### Tesla Stock Price Prediction by regression

In [42]:
import pandas as pd
import numpy as np

import warnings
warnings.filterwarnings("ignore")

In [43]:
from sklearn.model_selection import train_test_split
from sklearn.preprocessing import StandardScaler
from sklearn.metrics import mean_squared_error , r2_score ,roc_curve, auc ,classification_report
from sklearn.pipeline import Pipeline  
from sklearn.ensemble import RandomForestRegressor
from xgboost import XGBRegressor
from sklearn.linear_model import Lasso ,Ridge ,LassoCV,RidgeCV , LinearRegression
from statsmodels.stats.outliers_influence import variance_inflation_factor
from sklearn.preprocessing import PolynomialFeatures

from matplotlib import pyplot as plt 
import seaborn as sns

In [44]:
df = pd.read_csv("Tesla stock  price prediction.csv")
print(df.shape)
df.head()

(1692, 7)


Unnamed: 0,Date,Open,High,Low,Close,Volume,Adj Close
0,6/29/2010,19.0,25.0,17.540001,23.889999,18766300,23.889999
1,6/30/2010,25.790001,30.42,23.299999,23.83,17187100,23.83
2,7/1/2010,25.0,25.92,20.27,21.959999,8218800,21.959999
3,7/2/2010,23.0,23.1,18.709999,19.200001,5139800,19.200001
4,7/6/2010,20.0,20.0,15.83,16.110001,6866900,16.110001


In [45]:
df['Date'] = pd.to_datetime(df['Date'],format='%m/%d/%Y')
df.dtypes

Date         datetime64[ns]
Open                float64
High                float64
Low                 float64
Close               float64
Volume                int64
Adj Close           float64
dtype: object

If we observe carefully we can see that the data in the 'Close' column and that available in the 'Adj Close' column is the same let's check whether this is the case with each row or not.

In [46]:
df[df['Close'] == df['Adj Close']].shape

(1692, 7)

In [47]:
df.drop('Adj Close',axis=1,inplace=True)

In [48]:
df.columns

Index(['Date', 'Open', 'High', 'Low', 'Close', 'Volume'], dtype='object')

### Feature Engineering

In [49]:
df['year'] = df['Date'].dt.year
df['month'] = df['Date'].dt.month
df['day'] = df['Date'].dt.day
df['Isweekend'] = (df['Date'].dt.dayofweek >=5).astype(int)

In [50]:
df['past_3_days_avg_price'] = df['Close'].rolling(window=3).mean()

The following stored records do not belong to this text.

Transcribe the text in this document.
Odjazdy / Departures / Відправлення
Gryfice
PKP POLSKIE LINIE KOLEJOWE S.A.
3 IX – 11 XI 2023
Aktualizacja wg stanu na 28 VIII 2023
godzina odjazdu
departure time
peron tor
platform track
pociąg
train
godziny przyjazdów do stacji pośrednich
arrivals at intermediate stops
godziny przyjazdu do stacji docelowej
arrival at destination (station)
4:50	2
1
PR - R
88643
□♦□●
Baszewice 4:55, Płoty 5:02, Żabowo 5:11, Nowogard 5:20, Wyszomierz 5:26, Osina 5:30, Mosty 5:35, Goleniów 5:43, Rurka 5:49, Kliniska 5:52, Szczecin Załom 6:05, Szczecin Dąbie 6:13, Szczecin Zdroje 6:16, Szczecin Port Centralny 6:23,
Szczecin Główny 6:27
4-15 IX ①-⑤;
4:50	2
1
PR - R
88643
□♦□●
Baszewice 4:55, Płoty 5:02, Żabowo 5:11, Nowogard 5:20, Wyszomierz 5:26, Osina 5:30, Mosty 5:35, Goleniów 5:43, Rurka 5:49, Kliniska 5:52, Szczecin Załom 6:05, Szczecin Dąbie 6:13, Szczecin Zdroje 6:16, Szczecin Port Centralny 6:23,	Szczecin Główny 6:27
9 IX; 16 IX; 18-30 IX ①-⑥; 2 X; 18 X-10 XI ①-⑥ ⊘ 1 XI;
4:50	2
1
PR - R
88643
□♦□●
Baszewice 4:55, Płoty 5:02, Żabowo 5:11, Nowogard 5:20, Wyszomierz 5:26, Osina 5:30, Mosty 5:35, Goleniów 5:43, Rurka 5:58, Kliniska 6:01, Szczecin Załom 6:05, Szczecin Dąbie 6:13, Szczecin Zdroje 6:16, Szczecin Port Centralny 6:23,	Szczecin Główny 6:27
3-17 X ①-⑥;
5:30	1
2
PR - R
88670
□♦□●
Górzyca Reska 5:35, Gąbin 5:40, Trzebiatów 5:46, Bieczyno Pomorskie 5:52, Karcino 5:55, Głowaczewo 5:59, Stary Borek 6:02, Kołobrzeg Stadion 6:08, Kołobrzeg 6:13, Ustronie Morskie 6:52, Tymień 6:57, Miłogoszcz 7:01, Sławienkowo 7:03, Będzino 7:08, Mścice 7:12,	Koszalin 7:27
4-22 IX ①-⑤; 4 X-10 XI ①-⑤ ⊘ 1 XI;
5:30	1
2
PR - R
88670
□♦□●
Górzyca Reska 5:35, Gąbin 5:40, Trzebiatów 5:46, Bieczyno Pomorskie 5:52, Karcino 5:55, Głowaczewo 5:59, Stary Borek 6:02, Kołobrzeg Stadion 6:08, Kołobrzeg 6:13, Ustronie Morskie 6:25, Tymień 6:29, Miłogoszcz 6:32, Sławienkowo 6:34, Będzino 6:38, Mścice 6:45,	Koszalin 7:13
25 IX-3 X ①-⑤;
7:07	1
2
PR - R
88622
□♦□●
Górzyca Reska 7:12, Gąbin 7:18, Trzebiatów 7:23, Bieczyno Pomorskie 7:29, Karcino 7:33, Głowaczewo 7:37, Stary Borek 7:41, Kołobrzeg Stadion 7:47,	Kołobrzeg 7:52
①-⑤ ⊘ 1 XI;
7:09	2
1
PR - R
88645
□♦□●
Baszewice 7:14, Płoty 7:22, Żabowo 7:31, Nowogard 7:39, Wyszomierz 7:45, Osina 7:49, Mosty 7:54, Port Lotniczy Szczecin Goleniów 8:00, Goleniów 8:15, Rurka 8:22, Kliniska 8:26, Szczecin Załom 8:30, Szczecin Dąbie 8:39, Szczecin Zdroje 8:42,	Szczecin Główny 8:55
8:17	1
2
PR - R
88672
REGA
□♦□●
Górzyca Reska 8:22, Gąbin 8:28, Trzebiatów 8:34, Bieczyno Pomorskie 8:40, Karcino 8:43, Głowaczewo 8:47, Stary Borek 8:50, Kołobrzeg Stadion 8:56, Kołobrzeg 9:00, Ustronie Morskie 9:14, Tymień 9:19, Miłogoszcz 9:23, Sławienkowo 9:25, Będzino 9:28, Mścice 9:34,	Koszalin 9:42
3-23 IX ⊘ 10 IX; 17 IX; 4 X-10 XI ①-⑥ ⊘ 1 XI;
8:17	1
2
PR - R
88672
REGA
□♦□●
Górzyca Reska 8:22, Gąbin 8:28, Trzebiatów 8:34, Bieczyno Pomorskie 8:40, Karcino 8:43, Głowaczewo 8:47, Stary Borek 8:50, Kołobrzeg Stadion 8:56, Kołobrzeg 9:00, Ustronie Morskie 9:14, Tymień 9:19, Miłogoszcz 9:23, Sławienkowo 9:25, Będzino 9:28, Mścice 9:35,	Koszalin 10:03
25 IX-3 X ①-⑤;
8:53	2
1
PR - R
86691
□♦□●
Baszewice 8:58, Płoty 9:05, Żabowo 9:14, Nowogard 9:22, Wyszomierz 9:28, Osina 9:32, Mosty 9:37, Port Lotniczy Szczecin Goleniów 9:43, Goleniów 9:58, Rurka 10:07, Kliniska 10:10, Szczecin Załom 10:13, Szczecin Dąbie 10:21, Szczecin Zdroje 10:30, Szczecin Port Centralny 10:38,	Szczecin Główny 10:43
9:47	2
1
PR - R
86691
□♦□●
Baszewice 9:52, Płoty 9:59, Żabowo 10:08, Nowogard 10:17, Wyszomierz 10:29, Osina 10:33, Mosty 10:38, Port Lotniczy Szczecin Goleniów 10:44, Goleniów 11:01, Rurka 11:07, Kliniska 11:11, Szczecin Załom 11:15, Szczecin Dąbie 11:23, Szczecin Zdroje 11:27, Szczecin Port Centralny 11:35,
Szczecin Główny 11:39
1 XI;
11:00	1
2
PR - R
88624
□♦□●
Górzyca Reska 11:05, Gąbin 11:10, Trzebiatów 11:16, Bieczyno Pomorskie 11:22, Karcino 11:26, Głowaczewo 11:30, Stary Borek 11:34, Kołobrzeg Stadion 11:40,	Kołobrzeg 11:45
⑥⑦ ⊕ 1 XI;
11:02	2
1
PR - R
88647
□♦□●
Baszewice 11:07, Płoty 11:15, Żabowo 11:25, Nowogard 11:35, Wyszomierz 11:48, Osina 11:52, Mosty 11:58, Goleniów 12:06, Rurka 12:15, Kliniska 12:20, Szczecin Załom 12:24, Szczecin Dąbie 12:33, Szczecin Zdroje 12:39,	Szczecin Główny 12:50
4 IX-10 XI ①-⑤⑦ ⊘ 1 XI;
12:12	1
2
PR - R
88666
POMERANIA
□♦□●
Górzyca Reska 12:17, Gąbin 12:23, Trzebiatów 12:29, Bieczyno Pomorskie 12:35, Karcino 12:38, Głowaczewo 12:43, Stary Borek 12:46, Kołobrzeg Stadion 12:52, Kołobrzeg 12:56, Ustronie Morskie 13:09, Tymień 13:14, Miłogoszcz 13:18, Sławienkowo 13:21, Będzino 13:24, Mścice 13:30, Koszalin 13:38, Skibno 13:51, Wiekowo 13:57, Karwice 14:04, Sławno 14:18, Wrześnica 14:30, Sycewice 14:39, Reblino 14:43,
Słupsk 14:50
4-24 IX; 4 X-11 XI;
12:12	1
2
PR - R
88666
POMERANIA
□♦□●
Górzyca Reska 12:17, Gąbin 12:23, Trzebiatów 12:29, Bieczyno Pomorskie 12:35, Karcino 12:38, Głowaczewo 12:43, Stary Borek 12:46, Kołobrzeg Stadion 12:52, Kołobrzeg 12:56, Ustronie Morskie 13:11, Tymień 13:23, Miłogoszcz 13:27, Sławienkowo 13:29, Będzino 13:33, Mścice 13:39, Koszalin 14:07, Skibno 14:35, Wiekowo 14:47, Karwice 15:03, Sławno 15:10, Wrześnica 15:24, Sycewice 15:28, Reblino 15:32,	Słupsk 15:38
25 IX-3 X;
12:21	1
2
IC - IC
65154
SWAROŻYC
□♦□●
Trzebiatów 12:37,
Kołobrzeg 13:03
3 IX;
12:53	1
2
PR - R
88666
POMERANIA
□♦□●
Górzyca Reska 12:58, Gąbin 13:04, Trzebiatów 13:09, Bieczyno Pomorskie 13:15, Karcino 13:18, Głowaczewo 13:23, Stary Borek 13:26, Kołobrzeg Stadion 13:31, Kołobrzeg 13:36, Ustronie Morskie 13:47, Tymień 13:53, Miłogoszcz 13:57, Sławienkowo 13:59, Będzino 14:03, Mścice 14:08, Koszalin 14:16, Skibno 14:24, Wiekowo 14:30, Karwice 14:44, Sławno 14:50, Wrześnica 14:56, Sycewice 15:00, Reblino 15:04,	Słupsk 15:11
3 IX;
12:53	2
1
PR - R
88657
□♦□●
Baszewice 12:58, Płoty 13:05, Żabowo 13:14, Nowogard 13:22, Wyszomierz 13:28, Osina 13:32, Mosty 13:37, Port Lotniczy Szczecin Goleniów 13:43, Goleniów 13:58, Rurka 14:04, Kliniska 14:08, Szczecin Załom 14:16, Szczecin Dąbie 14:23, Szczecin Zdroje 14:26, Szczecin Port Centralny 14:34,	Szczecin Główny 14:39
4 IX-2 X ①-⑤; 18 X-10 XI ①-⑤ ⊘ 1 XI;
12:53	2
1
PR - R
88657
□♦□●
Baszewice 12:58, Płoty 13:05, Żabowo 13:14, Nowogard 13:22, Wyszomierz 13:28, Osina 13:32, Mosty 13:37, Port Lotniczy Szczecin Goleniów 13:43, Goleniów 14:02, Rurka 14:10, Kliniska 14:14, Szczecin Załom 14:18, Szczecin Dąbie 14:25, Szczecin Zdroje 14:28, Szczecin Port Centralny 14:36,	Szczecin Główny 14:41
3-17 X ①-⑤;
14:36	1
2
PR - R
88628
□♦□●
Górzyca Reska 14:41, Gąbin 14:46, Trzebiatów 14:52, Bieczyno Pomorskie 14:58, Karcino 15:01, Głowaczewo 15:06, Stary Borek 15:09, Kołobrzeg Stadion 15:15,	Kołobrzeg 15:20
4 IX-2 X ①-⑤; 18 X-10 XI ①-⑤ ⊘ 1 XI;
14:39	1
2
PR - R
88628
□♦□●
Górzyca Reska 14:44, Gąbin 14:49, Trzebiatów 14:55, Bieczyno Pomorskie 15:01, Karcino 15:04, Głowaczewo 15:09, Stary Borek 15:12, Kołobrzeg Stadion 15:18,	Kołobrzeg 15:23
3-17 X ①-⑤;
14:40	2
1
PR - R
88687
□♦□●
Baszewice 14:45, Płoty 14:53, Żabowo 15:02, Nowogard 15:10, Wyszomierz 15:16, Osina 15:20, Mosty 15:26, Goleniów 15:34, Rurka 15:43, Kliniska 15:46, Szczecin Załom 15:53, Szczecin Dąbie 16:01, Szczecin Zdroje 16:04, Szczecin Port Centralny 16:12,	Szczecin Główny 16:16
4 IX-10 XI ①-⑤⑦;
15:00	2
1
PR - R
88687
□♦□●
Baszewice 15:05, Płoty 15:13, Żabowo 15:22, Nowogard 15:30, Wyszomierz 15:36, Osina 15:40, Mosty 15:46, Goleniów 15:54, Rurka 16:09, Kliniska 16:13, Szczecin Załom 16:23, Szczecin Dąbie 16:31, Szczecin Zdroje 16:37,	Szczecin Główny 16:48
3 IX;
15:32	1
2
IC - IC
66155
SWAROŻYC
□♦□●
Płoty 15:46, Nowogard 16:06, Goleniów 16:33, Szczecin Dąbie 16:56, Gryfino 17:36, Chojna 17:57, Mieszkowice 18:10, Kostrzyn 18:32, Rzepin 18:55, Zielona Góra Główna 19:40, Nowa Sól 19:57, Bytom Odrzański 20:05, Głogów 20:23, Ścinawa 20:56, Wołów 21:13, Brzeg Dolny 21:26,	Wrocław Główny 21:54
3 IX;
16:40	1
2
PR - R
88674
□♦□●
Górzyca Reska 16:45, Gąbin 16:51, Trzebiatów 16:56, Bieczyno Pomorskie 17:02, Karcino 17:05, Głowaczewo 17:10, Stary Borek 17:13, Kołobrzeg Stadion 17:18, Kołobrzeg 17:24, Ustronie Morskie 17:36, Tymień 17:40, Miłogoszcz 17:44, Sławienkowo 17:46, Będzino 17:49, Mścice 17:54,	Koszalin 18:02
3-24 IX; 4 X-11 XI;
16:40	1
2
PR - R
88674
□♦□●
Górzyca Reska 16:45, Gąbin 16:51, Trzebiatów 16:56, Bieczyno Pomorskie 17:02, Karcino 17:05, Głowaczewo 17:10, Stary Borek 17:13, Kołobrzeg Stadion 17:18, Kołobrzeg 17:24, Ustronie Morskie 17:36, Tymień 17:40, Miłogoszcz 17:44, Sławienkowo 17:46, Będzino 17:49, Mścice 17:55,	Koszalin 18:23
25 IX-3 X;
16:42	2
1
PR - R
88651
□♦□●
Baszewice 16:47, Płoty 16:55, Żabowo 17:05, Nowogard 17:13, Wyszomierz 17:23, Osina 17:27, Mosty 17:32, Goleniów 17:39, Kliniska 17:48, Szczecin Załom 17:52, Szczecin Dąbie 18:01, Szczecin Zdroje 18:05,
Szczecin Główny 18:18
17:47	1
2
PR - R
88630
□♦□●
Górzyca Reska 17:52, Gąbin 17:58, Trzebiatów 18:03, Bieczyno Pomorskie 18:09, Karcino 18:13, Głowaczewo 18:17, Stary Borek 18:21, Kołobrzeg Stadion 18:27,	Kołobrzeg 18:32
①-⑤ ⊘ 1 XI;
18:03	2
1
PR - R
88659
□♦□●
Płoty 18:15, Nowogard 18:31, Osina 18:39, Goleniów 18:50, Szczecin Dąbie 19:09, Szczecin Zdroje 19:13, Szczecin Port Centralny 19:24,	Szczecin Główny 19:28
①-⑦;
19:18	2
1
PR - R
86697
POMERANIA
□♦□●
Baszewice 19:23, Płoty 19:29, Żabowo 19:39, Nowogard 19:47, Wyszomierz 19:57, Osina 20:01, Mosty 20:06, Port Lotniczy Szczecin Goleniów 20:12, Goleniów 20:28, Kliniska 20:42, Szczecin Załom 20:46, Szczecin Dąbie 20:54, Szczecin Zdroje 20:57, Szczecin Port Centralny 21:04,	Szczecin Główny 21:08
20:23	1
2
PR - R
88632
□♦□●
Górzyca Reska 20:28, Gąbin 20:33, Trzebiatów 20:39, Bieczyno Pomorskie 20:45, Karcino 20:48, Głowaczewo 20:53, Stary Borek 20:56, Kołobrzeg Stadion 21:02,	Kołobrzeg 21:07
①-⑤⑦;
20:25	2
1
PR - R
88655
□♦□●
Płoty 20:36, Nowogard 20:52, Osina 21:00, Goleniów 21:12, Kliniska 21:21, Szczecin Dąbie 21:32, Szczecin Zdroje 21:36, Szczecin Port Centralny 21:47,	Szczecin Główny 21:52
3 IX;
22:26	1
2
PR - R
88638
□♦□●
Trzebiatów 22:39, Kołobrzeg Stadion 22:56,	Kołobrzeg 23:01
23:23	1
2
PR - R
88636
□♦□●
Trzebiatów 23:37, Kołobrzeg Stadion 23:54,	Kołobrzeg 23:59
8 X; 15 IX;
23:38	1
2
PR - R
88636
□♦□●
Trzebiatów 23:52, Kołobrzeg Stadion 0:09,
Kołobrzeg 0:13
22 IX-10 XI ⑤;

# the average of the past 3 days including the current day.

# df['target'] = df['Close'].shift(1).rolling(window=3).mean()
# the average of the 3 days before today (i.e., excluding today)

In [51]:
df['is_quarter_end'] = np.where(df['month']%3 ==0,  1 , 0)

# The quarter end months are March, June, Sept, and Dec ie; 3, 6, 9, 12 
# ie; last months in 4 quarters as financial year is divided into 4 quarters


In [52]:
df.columns

Index(['Date', 'Open', 'High', 'Low', 'Close', 'Volume', 'year', 'month',
       'day', 'Isweekend', 'past_3_days_avg_price', 'is_quarter_end'],
      dtype='object')

In [53]:
df.groupby('is_quarter_end')[['Open', 'High', 'Low', 'Close', 'Volume']].mean()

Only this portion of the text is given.